Storms prove a boon for St Albans tree companies
PUBLISHED: 10:34 28 February 2014 | UPDATED: 10:34 28 February 2014
The UK's recent record-breaking weather and flooding have resulted in a cash crop for at least one St Albans business.
And in the city, churchgoers are counting their blessings after a toppled cypress is to be carved into something more useful than firewood.
While storms have been bringing trees down across the district, demand has gone up for their clearance.
Kevin Woodham, manager of Bartlett Tree Experts in Radlett, said the firm had benefitted with a 50 per cent increase in enquiries for clearing trees toppled during gales since December.
He said: “Business is booming. People are looking at their trees in their back gardens and if they haven’t been maintained, they are getting in contact with us.”
One of the many emergency call-outs for Bartlett was on Loom Lane in Radlett, where a 70ft-high cedar fell onto two vehicles in a driveway.
A motorist driving a van at the time the tree fell was lucky to escape injury.
Kevin said the cedar damaged both vehicles.
He added: “Our staff have been run off their feet. We have also been helping councils clear trees from public places.”
But he admitted the recent weather had resulted in “very weird” conditions.
Trees were at greater risk of toppling because of the unusual combination of their roots anchored in constantly saturated soil and then buffeted by gale force winds.

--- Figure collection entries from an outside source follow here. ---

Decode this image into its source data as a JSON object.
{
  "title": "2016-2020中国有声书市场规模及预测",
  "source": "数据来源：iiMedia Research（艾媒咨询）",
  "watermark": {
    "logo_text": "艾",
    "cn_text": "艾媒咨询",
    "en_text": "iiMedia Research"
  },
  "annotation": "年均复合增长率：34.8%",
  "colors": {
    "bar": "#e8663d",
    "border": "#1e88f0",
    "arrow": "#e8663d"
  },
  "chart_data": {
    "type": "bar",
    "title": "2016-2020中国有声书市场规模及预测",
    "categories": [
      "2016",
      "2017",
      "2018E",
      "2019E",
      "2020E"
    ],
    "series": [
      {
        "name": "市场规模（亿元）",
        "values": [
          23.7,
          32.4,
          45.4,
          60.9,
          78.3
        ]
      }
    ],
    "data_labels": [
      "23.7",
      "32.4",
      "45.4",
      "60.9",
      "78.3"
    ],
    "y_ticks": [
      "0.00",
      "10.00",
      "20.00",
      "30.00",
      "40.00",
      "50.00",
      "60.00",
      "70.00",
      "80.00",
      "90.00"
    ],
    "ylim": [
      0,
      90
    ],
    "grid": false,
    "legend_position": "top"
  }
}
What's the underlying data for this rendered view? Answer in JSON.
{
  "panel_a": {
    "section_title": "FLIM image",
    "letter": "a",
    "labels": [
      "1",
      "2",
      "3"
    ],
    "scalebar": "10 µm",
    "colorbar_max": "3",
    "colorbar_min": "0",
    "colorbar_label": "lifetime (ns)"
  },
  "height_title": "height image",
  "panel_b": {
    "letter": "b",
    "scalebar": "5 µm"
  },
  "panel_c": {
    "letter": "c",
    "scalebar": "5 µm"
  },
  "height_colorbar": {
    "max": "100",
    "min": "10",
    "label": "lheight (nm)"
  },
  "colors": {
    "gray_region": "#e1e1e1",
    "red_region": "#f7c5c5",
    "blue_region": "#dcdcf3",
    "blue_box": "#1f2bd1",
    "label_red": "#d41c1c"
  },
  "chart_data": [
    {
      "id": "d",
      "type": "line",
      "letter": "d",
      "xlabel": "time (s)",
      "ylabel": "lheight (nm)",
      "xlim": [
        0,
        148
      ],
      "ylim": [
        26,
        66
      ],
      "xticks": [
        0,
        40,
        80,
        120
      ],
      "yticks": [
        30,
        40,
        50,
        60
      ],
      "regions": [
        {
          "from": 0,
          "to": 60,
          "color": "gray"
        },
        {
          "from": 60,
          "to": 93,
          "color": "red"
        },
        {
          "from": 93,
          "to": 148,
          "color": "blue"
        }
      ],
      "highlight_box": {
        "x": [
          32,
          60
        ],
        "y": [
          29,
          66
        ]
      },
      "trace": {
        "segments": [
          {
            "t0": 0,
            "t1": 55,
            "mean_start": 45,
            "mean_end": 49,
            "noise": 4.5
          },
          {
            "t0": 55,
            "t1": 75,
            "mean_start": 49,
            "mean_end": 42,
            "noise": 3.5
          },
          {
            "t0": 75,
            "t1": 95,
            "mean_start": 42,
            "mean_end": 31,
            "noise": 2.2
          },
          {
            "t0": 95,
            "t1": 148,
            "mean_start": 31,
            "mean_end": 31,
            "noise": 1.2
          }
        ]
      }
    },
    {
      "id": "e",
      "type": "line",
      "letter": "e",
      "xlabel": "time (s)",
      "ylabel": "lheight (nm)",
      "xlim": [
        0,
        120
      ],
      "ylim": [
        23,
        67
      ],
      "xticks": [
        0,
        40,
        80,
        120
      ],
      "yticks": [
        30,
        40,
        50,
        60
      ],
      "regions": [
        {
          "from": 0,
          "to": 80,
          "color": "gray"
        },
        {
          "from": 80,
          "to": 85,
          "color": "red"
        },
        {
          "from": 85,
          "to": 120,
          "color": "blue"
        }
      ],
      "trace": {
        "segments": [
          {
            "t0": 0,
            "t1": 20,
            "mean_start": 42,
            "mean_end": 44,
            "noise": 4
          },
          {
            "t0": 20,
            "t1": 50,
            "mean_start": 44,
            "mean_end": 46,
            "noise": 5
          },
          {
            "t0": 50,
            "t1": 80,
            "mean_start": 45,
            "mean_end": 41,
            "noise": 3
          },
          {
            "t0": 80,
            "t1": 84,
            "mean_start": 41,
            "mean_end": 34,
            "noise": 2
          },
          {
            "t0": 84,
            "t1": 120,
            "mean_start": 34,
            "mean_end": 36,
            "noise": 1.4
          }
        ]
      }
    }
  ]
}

In St Albans city centre, St Peter’s Church is collaborating with the University of Hertfordshire to turn a toppled cypress into a story-telling chair and benches.
Church manager Moira Dean said the tree was brought down in recent gales, “but we have a plan to do something creative with it”.
Once given a new lease of life, the chair and benches will be placed in the churchyard for visitors.
The Met Office has described winter as “exceptional” in its duration, and record-breaking, with its run of storms and persistent flooding.
Winter storms have led to the wettest December to January period in the UK since records began.
Herts county council has had a busy time clearing up flood and storm damage, which has had a major impact on roads.
Cllr Terry Douris, cabinet member for highways, said crews were “working hard” to repair damage.
He said the council has applied to the government for additional funding to help repair damaged roads, as it will “take time and money”.
Cllr Douris said the council would also investigate, “whether we can do better in either our immediate response or routine maintenance work”.